I've had a similar error in the past when processing ParseBio data and I believe it was due to truncated reads where the barcode was partially cut-off. I got around this by adding some "buffer" sequence to the end of each read and then adding that back into the flanking search sequence (so it was trimmed). This was not ideal and I had meant to post a github issue here about it. If you have a small toy dataset which reproduces the issue, we can take a look in more detail.

Cheers, Nadia.

Also pinging @olliecheng about this.

yxsee commented 3 months ago

Hi, I've tried flexiplex on ParseBio datasets which have similar barcoding structure. It will be great if flexiplex -i true can split chimeric reads and add barcode sequence to read ID without trimming sequences, so that the full flanking sequence can be used in both flexiplex runs. Perhaps sequence removal can be added as a separate option so that we can invoke it only in the last flexiplex run:

flexiplex --trim FALSE -x [flank1] -b ????????? -x [full flank2] | flexiplex --trim TRUE -x [full flank2] -u ???????? -b ?????????? -x TTTTTTTTTTTTT

ashokpatowary commented 3 months ago

Thanks @nadiadavidson and @yxsee.

I think I can get it done by using the following; however since upstream flanking sequence is not specified there is a chance of having false positive

flexiplex-linux -k lig_seq.txt -n Lig -x CTACACGACGCTCTTCCGATCT -b ????????? -x TCAGAGC -u ???????? -f 2 -e 2 test.fastq -p 24 | flexiplex-linux -n rt -x '' -b ?????????? -x TTTTTTTTTT -f 2 -e 2 -k rt_seq.txt

I thereafter tried sed "/[@,+]/! s/^/START/g" | flexiplex-linux -n test_rt -x START; it through same error. Thereafter I tried sed "/[@,+]/! s/^/START/g| flexiplex-linux -n rt -x '' -b ?????????? -x TTTTTTTTTT -f 2 -e 2 -k rt_seq.txt same error because I introduce 4 character at the stat of the sequence. To check that 2nd barcode is not causing any trouble I ran flexiplex-linux -n test -x TCAGAGC -u ???????? -b ?????????? -x TTTTTTTTTT -f 2 -e 2 -k rt_seq.tx test.fastq that works fine identifying the 2nd barcodes. I am not sure what causing the issue if I run it two times. I will happy to share a test file.

Thanks

ChangqingW commented 3 months ago

@ashokpatowary Could you check if my branch fixes the out_of_range error? The handling of truncated UMIs is still inconsistent at the moment but should resolve the error during UMI extraction.
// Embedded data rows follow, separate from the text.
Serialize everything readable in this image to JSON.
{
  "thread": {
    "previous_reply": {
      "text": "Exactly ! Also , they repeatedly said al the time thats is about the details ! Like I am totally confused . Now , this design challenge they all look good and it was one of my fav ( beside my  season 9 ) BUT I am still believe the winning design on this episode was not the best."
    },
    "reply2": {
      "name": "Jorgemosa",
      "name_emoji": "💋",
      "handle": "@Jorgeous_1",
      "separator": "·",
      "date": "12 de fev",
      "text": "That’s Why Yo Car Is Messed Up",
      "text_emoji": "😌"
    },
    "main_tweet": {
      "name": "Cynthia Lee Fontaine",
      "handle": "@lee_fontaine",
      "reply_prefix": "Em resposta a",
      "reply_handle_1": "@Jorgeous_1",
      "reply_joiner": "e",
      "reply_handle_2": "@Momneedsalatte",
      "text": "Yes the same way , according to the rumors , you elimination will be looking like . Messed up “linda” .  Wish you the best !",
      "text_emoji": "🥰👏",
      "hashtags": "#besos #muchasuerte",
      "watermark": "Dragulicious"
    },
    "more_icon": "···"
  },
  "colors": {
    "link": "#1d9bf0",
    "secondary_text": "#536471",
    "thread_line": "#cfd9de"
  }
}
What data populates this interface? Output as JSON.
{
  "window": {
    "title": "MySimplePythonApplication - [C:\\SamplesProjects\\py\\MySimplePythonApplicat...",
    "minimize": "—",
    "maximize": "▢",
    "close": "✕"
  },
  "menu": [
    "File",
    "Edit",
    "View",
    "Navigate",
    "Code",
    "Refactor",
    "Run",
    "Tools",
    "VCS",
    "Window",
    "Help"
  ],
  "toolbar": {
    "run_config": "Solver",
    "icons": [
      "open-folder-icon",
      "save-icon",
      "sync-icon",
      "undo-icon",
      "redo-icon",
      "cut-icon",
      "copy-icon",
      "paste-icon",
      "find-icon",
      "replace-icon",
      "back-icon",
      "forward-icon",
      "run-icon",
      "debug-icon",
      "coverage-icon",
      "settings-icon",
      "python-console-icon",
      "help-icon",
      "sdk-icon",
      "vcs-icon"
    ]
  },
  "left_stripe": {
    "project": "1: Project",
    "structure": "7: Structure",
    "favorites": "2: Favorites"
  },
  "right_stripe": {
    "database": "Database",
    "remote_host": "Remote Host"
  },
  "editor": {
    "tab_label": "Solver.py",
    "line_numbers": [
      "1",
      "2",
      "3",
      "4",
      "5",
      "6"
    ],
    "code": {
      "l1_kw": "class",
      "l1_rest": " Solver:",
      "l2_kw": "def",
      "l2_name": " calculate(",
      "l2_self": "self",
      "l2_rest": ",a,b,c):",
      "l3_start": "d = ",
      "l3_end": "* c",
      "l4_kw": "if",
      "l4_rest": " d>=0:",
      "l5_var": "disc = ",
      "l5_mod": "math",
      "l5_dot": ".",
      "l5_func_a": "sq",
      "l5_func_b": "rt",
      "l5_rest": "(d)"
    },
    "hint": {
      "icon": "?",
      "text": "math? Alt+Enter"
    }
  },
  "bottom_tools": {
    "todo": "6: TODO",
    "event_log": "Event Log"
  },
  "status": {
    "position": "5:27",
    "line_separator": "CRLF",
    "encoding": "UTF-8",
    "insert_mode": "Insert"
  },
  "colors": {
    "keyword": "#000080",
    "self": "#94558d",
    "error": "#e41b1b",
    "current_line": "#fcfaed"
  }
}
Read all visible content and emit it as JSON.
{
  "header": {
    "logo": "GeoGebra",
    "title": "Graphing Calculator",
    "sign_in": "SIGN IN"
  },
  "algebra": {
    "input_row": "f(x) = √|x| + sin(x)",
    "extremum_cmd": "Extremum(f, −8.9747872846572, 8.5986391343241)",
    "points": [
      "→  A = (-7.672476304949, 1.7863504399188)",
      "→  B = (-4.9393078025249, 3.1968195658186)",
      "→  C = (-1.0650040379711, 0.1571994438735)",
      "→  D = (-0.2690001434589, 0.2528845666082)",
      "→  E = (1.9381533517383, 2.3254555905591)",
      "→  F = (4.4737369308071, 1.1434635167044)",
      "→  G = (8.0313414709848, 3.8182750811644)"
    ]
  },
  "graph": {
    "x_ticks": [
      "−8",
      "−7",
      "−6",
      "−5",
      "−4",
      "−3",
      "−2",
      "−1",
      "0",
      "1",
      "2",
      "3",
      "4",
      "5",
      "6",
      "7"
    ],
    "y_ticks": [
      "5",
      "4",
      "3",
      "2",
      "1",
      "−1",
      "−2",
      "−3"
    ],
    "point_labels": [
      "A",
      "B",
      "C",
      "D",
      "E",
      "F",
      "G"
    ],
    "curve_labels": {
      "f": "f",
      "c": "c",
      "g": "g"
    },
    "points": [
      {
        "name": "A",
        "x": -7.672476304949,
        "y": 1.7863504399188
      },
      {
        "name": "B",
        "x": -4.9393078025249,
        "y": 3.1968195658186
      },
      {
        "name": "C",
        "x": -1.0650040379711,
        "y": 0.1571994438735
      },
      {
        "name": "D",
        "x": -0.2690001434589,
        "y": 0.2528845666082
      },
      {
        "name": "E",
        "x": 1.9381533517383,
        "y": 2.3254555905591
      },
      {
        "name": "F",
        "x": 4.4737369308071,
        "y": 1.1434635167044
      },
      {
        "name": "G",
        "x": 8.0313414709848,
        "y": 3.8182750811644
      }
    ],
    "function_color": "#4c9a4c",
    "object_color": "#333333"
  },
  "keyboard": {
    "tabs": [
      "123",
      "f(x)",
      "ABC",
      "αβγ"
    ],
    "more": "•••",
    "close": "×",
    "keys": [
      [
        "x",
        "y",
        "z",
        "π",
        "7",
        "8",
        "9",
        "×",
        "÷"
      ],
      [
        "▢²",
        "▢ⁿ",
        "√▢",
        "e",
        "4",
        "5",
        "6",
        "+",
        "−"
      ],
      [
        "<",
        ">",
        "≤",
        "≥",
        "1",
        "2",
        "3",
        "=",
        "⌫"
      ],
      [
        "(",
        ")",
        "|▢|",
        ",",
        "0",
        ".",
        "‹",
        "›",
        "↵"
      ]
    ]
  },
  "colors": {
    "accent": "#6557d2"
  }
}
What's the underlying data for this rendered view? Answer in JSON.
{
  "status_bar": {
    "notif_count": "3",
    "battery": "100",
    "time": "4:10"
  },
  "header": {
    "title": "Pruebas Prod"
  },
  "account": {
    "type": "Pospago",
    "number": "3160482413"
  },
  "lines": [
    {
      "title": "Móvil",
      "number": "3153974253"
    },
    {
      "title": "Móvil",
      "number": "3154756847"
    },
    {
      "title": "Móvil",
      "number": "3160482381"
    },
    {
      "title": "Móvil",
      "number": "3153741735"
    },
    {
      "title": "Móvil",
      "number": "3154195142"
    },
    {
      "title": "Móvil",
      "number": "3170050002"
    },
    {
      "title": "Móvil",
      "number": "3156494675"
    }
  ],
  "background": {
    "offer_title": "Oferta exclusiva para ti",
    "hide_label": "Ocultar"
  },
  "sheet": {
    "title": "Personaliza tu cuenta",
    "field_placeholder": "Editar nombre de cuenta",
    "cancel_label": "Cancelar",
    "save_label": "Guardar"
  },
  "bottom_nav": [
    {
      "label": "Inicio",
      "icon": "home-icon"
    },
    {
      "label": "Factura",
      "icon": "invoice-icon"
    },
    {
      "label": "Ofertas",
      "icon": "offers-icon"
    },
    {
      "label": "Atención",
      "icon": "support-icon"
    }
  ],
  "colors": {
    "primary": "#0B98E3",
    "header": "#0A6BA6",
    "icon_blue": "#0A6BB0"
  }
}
ashokpatowary commented 3 months ago

Hi @ChangqingW; unfortunately the branch through the same error

Searching for barcodes...
0.1 million reads processed..
0.2 million reads processed..
0.3 million reads processed..
0.4 million reads processed..
0.5 million reads processed..
terminate called after throwing an instance of 'std::out_of_range'
 what():  basic_string::substr
Aborted
ChangqingW commented 3 months ago

Hi @ChangqingW; unfortunately the branch through the same error

Searching for barcodes...
0.1 million reads processed..
0.2 million reads processed..
0.3 million reads processed..
0.4 million reads processed..
0.5 million reads processed..
terminate called after throwing an instance of 'std::out_of_range'
 what():  basic_string::substr
Aborted

Can you use the flexiplex-linux binary from my branch, do ulimit -c unlimited before running flexiplex, and share the core.xxx dump file? It should be pretty small and can be uploaded to the issue comment.

olliecheng commented 3 months ago

@ChangqingW @ashokpatowary Thanks for your feedback and bug report. I’ve moved the discussion to a separate issue (#43) so it’s easier to find and track; I’ll close this issue now. If you have any more discussion relevant to the original issue, feel free to reopen. Cheers!